Верно, есть в облике Адмиралтейства нечто классике чуждое, даже враждебное. Можно долго гадать, откуда оно взялось… пока не увидишь работы французских зодчих конца XVIII века, тотчас осознав, сколь огромное влияние оказали они на нашу архитектуру. Говоря по-простому, многое из задуманного там удалось осуществить здесь, причём, конечно, в свободной форме, — чем не предмет для гордости?! Точно так же страна наша предоставляла простор для реализации идей и Фьораванти в XV, и Кваренги в XVIII… и Ле Корбюзье в XX веке!
Именно в проектах, прежде всего, главы французской академической школы, архитектора-визионера Этьена-Луи Булле можно найти то самое вытеснение колонн, что заметно и в работе Захарова — скажем, в решении выходящих к Неве боковых корпусов. Над всем торжествует геометрия, уничтожающая своими объективными свойствами ордер — человеческое, а стало быть, субъективное начало. Оттого и традиционная арка становится чистым полукружием, не соотнесённым уже с фигурой входящего в эту арку. Откуда взялся такой мотив? Достаточно посмотреть на проект городских ворот французского мастера, чтобы распознать в нём источник вдохновения и для Захарова, и для Росси (Главный штаб). А фасад Королевской библиотеки Булле содержит основной мотив центрального элемента петербургской постройки — нижнего яруса башни, где даже есть скульптуры, поддерживающие сферу, Захаров только поменял им количество и пол.
Проекты Булле, по большей части нефункциональные (для чего, к примеру, проделывать в городской твердыне столь крупную цилиндрическую брешь?), оттого чаще всего и называемые неопределённо кенотафами, то есть ложными гробницами — чистой формой, экспериментом, XX веку, конечно, не чуждым, — при жизни архитектора не публиковались, а к середине XIX века были основательно забыты и только в следующем столетии вновь обретены. Захаров тем не менее не мог их не знать, ведь он посещал те самые лекции Булле, для которых автором и приготовлялись эти смелые рисунки. Впечатления, приобретённые в Париже, зодчий наш смог воплотить в своём главном творении, не лишённом определённого консерватизма, без коего, впрочем, воплотить мечтания французских зодчих было бы невозможно.
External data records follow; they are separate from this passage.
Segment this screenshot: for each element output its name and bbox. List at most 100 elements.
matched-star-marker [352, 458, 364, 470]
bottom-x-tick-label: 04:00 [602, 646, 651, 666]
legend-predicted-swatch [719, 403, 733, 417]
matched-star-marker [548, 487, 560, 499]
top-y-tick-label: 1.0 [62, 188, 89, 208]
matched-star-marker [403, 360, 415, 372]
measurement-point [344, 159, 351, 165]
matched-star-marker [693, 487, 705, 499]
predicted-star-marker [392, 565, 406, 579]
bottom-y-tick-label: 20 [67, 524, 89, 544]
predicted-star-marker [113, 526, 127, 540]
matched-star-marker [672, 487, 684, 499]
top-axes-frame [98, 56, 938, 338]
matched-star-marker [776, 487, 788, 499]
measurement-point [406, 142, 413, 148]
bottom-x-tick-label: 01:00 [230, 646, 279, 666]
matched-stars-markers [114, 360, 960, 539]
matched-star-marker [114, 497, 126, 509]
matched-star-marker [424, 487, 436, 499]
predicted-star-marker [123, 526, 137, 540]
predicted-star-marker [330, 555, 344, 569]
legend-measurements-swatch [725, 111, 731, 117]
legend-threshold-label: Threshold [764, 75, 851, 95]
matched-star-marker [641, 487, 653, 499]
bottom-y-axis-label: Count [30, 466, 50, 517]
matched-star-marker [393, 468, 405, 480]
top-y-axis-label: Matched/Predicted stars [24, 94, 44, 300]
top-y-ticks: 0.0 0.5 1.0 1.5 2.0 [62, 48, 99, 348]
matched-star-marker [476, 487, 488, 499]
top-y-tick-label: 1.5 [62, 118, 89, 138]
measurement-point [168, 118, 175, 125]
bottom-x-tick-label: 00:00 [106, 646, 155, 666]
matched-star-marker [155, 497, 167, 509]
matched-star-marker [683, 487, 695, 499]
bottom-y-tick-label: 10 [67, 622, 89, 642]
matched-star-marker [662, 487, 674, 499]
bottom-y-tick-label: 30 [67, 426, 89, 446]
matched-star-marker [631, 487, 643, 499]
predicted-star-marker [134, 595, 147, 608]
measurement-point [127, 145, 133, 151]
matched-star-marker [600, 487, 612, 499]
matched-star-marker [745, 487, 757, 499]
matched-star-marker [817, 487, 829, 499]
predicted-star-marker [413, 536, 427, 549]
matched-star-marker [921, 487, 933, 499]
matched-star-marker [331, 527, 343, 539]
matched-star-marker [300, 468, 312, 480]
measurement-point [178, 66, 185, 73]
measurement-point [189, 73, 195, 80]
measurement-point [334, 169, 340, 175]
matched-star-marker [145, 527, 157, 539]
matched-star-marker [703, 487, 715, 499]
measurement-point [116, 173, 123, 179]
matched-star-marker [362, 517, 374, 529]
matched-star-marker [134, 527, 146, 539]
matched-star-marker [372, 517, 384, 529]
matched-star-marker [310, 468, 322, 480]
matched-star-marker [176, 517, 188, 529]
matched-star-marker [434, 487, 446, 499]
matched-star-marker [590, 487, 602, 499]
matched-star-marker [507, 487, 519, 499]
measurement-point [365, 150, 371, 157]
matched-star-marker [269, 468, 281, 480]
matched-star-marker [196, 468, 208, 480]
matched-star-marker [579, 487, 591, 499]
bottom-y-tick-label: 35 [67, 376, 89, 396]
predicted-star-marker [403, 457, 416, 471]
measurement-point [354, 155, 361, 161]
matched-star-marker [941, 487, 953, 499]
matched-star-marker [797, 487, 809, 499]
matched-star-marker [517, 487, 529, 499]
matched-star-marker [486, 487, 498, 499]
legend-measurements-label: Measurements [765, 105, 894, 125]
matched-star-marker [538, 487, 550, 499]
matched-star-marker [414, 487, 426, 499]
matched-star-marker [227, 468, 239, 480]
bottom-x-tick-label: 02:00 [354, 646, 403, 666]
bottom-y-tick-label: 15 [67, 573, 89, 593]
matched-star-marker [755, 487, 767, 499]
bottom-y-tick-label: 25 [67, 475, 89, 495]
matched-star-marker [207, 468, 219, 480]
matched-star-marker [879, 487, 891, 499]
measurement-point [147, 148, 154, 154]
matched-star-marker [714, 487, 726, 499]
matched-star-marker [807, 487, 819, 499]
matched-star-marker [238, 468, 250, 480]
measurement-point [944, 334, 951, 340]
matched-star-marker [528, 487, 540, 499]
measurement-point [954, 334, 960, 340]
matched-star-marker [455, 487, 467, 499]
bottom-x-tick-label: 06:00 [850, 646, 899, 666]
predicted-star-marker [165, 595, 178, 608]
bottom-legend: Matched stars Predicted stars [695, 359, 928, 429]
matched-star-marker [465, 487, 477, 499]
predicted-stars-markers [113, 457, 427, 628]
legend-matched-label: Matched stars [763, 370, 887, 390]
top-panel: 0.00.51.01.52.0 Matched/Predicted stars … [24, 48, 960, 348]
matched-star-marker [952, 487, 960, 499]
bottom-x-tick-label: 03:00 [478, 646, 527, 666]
Похоже, спор классического и современного разрешён у Захарова в пользу первого, ведь здесь всё ещё много крупных колонн, да и революционная мегаломания не слишком ощутима — даже исключительные размеры постройки предопределены всё-таки её функцией. Адмиралтейство оставалось при жизни Захарова не только кораблестроительным заводом, но и крепостью, узлом обороны петербургского левобережья. Вот уж точно не пустая гробница!